Friday-For-Future-Forlì

Suona la sirena di una ambulanza. Inizialmente solo i più vicini al veicolo la vedono con gli occhi. Qualcuno la lascia passare, qualcuno rimane in mezzo alla strada. Il veicolo di soccorso continua a suonare sempre più forte, c’è sempre meno tempo a disposizione, ma la situazione non cambia: chi chiude occhi ed orecchie, chi si gira altrove, qualcuno si sposta troppo lentamente e la maggioranza rimanere ferma ad intralciarla“. Sembra una scena surreale, ma è questo che sta capitando con l’emergenza climatica. Si tratta di un tema sempre più urgente e sempre più visibile. I primi scienziati lo hanno previsto decenni fa, quando intervenire sarebbe stato più facile, ma sono stati ignorati. Oggi abbiamo solo 11 anni di tempo per cambiare rotta ed evitare il collasso climatico, del quale già si vedono i primi effetti devastanti. Eppure in tanti stanno ancora fermi in mezzo alla strada, impedendo le soluzioni al problema.

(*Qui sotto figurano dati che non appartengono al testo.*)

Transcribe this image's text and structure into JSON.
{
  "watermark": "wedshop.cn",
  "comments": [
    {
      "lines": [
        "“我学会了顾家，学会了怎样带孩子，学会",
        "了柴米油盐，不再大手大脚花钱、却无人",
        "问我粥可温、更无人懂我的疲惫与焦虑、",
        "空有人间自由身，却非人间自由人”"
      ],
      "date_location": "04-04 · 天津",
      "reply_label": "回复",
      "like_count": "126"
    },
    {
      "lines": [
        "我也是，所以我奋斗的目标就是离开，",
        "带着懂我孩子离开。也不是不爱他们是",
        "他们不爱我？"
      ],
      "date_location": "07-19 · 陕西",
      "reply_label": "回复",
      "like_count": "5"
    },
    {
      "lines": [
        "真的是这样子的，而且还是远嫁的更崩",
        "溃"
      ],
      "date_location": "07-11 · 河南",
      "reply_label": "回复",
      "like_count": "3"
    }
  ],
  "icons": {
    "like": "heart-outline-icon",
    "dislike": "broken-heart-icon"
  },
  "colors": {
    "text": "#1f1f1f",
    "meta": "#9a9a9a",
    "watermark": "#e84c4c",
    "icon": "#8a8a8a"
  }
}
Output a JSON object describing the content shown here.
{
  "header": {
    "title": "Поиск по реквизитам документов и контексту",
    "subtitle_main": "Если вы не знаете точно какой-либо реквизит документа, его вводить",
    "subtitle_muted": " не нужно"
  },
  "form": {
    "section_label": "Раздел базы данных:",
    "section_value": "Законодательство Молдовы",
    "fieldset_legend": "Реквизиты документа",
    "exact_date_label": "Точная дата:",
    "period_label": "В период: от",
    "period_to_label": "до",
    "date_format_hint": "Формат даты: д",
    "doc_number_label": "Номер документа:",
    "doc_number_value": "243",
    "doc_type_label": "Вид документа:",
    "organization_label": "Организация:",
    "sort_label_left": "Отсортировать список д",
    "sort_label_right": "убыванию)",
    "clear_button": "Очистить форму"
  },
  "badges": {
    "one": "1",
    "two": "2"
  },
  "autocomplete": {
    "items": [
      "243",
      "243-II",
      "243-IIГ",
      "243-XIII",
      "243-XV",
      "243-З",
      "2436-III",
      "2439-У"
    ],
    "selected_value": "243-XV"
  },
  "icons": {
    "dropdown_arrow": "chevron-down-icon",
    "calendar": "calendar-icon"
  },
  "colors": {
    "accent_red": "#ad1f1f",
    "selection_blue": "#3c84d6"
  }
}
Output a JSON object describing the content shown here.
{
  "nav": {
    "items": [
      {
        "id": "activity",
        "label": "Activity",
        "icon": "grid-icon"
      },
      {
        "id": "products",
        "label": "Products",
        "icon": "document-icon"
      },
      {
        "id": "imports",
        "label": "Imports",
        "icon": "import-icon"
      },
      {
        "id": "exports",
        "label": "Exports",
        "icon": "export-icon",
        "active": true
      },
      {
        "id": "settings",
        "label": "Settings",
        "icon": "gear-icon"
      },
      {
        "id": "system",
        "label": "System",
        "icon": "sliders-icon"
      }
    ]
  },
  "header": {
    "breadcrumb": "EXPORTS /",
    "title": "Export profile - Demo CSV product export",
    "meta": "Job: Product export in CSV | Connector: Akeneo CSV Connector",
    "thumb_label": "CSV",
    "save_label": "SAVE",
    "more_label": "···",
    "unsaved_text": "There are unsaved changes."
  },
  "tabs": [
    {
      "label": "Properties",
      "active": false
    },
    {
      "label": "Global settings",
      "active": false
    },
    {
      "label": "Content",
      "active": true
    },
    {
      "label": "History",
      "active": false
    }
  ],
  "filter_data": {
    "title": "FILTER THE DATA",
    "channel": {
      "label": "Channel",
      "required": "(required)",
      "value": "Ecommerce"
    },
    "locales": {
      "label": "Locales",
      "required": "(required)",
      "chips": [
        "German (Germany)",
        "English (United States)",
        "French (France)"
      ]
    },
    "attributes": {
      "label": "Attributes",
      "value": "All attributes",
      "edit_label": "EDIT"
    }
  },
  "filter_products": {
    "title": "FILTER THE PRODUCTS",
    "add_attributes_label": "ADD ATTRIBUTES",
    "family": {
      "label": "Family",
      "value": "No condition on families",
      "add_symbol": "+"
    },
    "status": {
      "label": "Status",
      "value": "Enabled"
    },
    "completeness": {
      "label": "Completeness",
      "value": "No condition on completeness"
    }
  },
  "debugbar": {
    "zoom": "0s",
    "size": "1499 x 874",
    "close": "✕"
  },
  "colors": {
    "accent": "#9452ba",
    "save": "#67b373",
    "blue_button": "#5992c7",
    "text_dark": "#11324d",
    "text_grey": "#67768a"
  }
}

Ad ogni livello politico occorre fare subito delle scelte importanti e nette, la prima delle quali è dichiarare lo stato di emergenza. Entrambi i candidati sindaco al ballottaggio hanno promesso di farlo, quindi sarebbe logico pensare che possa venire presto approvata una delibera, con voto unanime, che dia subito il via alle iniziative di contrasto necessarie.
Ma dato che il tema pare essere scomparso dai dibattiti post risultato elettorale, c’è il legittimo timore che il tema non venga affrontato con la necessaria urgenza: che senso avrebbe attendere mesi per ammettere che esiste una emergenza? Con quale credibilità si potrebbe accettare il riconoscimento tardivo della sirena che sta suonando?

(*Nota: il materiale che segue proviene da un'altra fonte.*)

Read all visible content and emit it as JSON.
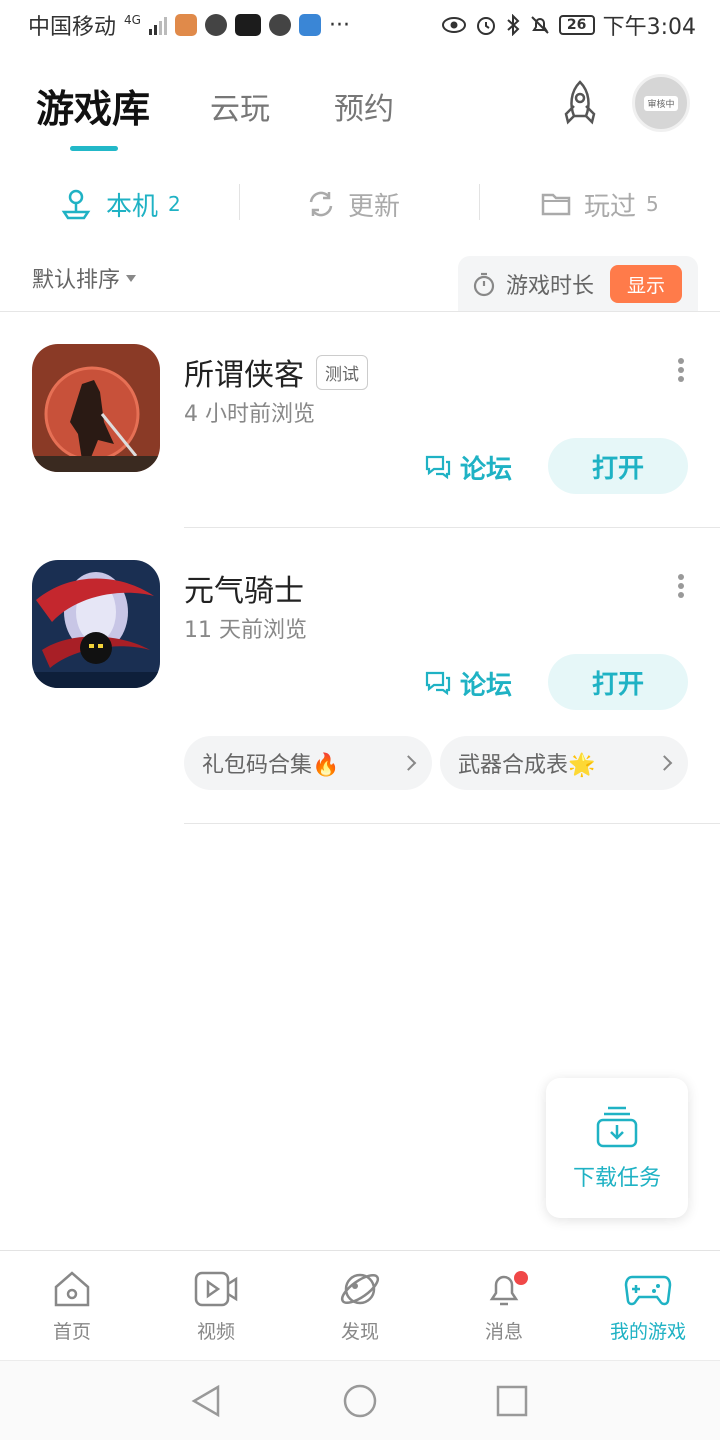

Per questo motivo, il movimento Fridays For Future sarà in Piazza Saffi venerdì 28 giugno, in contemporanea con il primo Consiglio Comunale che vedrà insediarsi la nuova amministrazione.

Saremo tanti, saremo fermi e dimostreremo di non aver dimenticato la promessa. Faremo un’azione simbolica molto forte per chiedere ai politici appena eletti di ascoltarci.
Invitiamo tutte le ragazze ed i ragazzi che hanno partecipato agli scioperi precedenti ad accorrere in Piazza alle ore 17:45 ad unirsi a noi, coinvolgendo anche i genitori, gli amici e chiunque abbia a cuore il nostro futuro. Questo è l’ultimo Consiglio Comunale che può fare qualcosa in tempo, non ci lasceremo sfuggire questa occasione.